Preparation of an adenovirus vector encoding human FUT1 gene

For overexpression of FUT1 in primary human keratinocytes, we generated a recombinant adenovirus vector encoding human wild-type FUT1. FUT1 gene was amplified from human cDNA and subcloned into a pENTR(TM)/D-TOPO(TM) vector that has attL sites for site-specific recombination with a Gateway destination vector (Invitrogen, Carlsbad, CA). The replication-incompetent adenoviruses were created using a Vira-power adenovirus expression system (Invitrogen) in HEK293A cells, as previously described [11]. The amplified virus was purified by double cesium chloride-gradient ultracentrifugation. Viral particles in the cesium chloride gradient were collected and dialyzed using a Slide-A-Lyzer Dialysis Cassette (Thermo Scientific).
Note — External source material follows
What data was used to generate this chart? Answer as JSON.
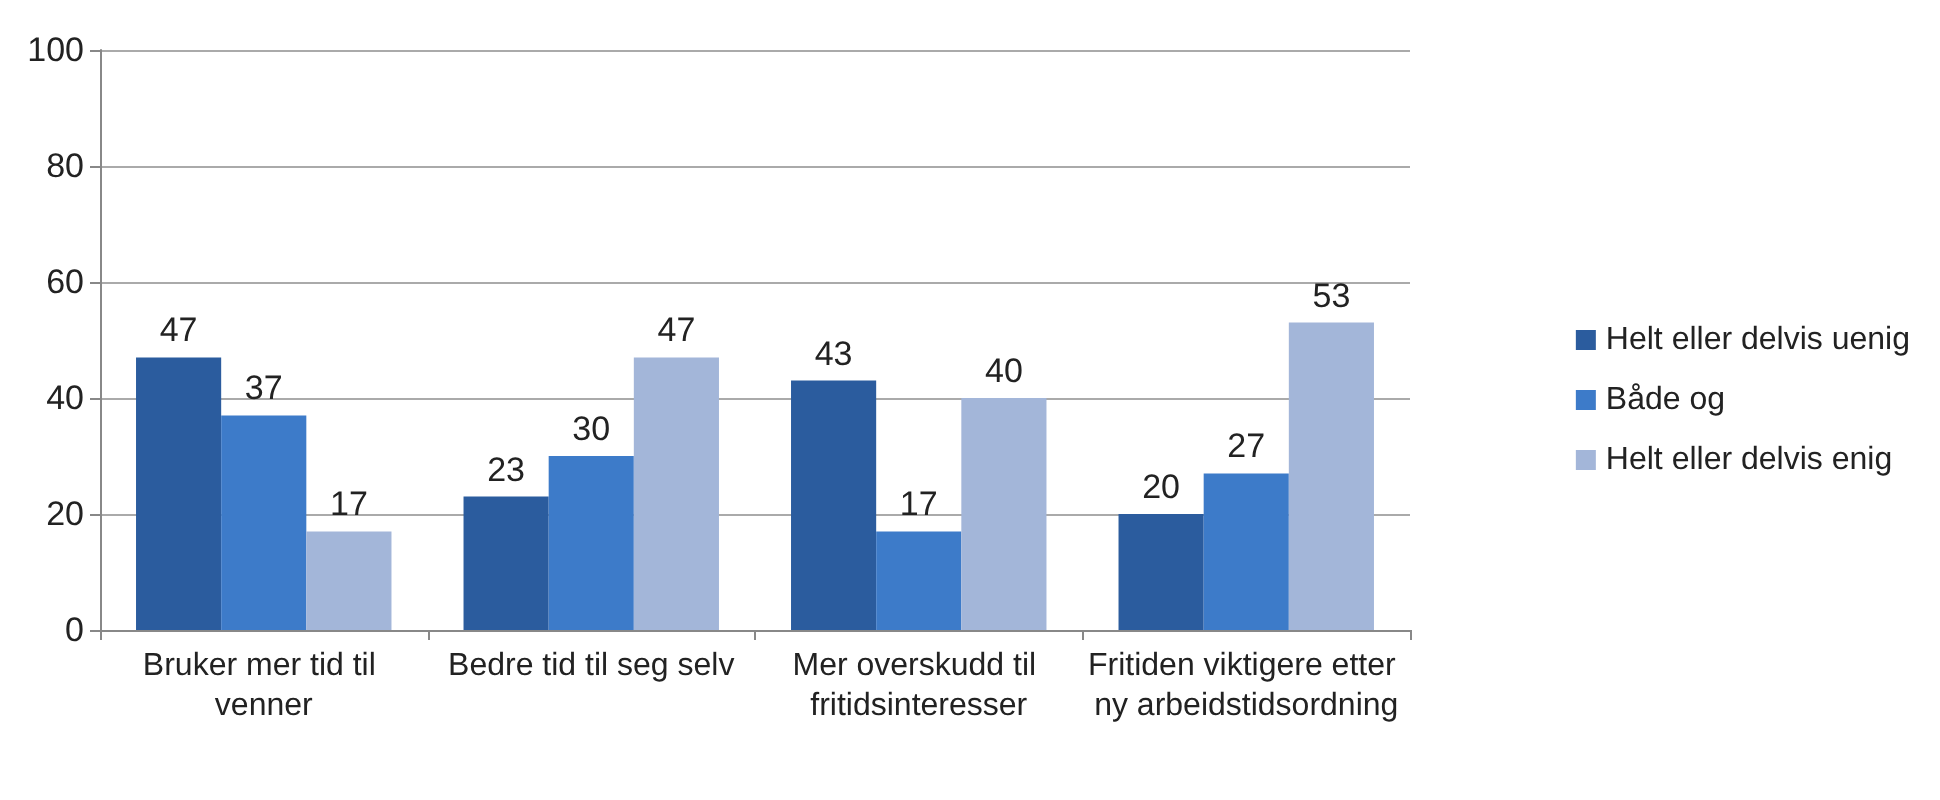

An adenovirus vector encoding GFP was used as a control vector [11]. For adenovirus-mediated gene transduction, primary human epidermal keratinocytes were infected with an indicated multiplicity of infection (MOI) of the adenovirus in a high-calcium growth medium. If the incubation time is longer than 2 days, the culture medium was additionally changed with high calcium-containing fresh KGM at 48 h after infection.
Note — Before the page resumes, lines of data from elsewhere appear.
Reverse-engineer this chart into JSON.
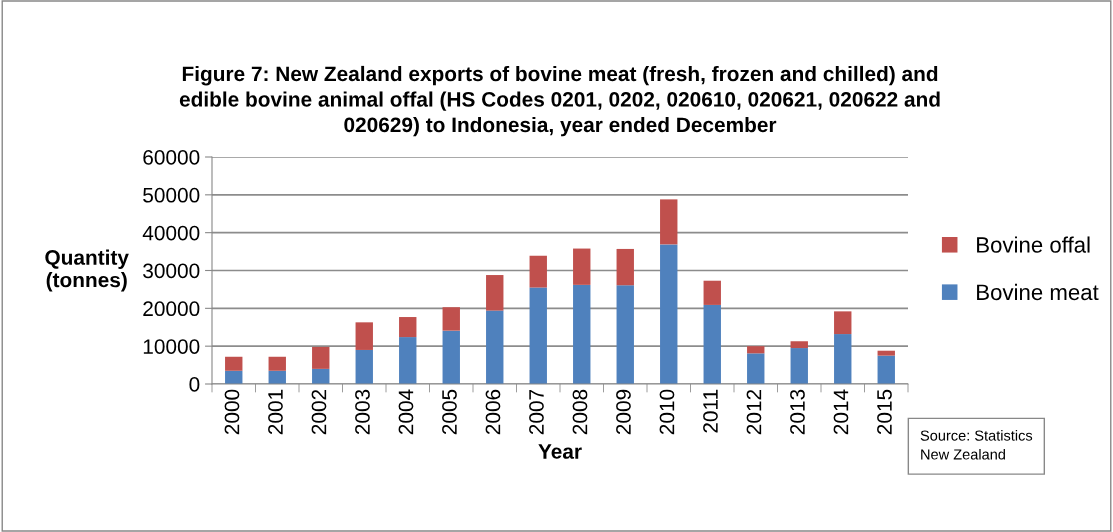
{
  "chart_data": {
    "type": "bar",
    "stacked": true,
    "title": "Figure 7: New Zealand exports of bovine meat (fresh, frozen and chilled) and\nedible bovine animal offal (HS Codes 0201, 0202, 020610, 020621, 020622 and\n020629) to Indonesia, year ended December",
    "xlabel": "Year",
    "ylabel": "Quantity\n(tonnes)",
    "categories": [
      "2000",
      "2001",
      "2002",
      "2003",
      "2004",
      "2005",
      "2006",
      "2007",
      "2008",
      "2009",
      "2010",
      "2011",
      "2012",
      "2013",
      "2014",
      "2015"
    ],
    "series": [
      {
        "name": "Bovine meat",
        "color": "#4f81bd",
        "values": [
          3500,
          3500,
          4000,
          9000,
          12400,
          14100,
          19400,
          25500,
          26200,
          26100,
          36900,
          20900,
          8100,
          9500,
          13200,
          7500
        ]
      },
      {
        "name": "Bovine offal",
        "color": "#c0504d",
        "values": [
          3700,
          3700,
          5800,
          7300,
          5300,
          6200,
          9400,
          8400,
          9600,
          9600,
          11900,
          6400,
          1900,
          1800,
          6000,
          1300
        ]
      }
    ],
    "ylim": [
      0,
      60000
    ],
    "yticks": [
      0,
      10000,
      20000,
      30000,
      40000,
      50000,
      60000
    ],
    "grid": "y",
    "legend": "right",
    "annotations": [
      "Source: Statistics\nNew Zealand"
    ]
  }
}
Real-time quantitative PCR

siRNA-transfected keratinocytes or adenoviral vector-treated keratinocytes were harvested at indicated time points for the analysis of mRNA expression, and total RNA was extracted using RNAiso plus (Takara Bio Inc., Shiga, Japan) according to the manufacturer’s protocols. 1 µg of total RNA was used to convert to cDNA using a First Strand cDNA Synthesis Kit (Thermo Fisher Scientific). Quantitative real-time PCR was performed on a CFX96™ Real-Time PCR Detection System (Bio-Rad Laboratories, Inc., Hercules, CA, USA) using 2X GreenStar™ qPCR Master Mix (Bioneer Corp., Daejeon, Korea) according to the manufacturer’s instructions. The PCR conditions were 95°C for 3 min, followed by 40 cycles at 95°C for 22 sec and 60°C for 1 min. The data were analyzed through the comparative CT method (ΔΔCT method), normalized to 36B4, and presented as relative folds ± standard deviation. Primers used were: FUT1 forward: 5’-AAC AGA TCC GCA GAG AGT TCA, reverse: 5’-GCA TAA CCT GCA GAT AGT CCC, AREG forward: 5’-ACC TAC TCT GGG AAG CGT GA-3’ and reverse: 5’-AGC CAG GTA TTT GTG GTT CG-3’. HBEGF forward: 5′-CCT CCA GTG CTG GAT TTG AT-3′, and reverse: 5′-GCC AGG AAA TTG CCA AAG TA-3′, TGFA forward: 5′-CTT CAA GCC AGG TTT TCG AG-3′, and reverse: 5′- CTT CTG TGA CTG GGC AGG TT -3′, and 36B4 forward: 5’- TCG ACA ATG GCA GCA TCT AC -3’ and reverse: 5’- TGA TGC AAC AGT TGG GTA GC -3’.

Enzyme-linked immunosorbent assay (ELISA)

Conditioned media were collected from keratinocytes at indicated time, and secretions of amphiregulin (AREG), heparin binding-epidemal growth factor (HB-EGF), and tumor growth factor-α (TGF-α) in conditioned media were measured by ELISA using commercial kits for human AREG (#CSB-04486 h), HB-EGF (#CSB-E09716h), and TGF-α (#CSB-E04724h), purchased from Cusabio Technology LLC, according to the manufacturer’s instructions. Data are represented as mean relative expression (%) ± SD relative to levels in the control groups (NC siRNA-transfected or control adenovirus-infected cells).

Statistical analysis

Statistical analyses were performed using the Wilcoxon signed-rank test or one-way ANOVA followed by Bonferroni’s post-hoc test. Data are represented as the mean values ± SD of four or more independent experiments. Statistical significance was set at p < 0.05.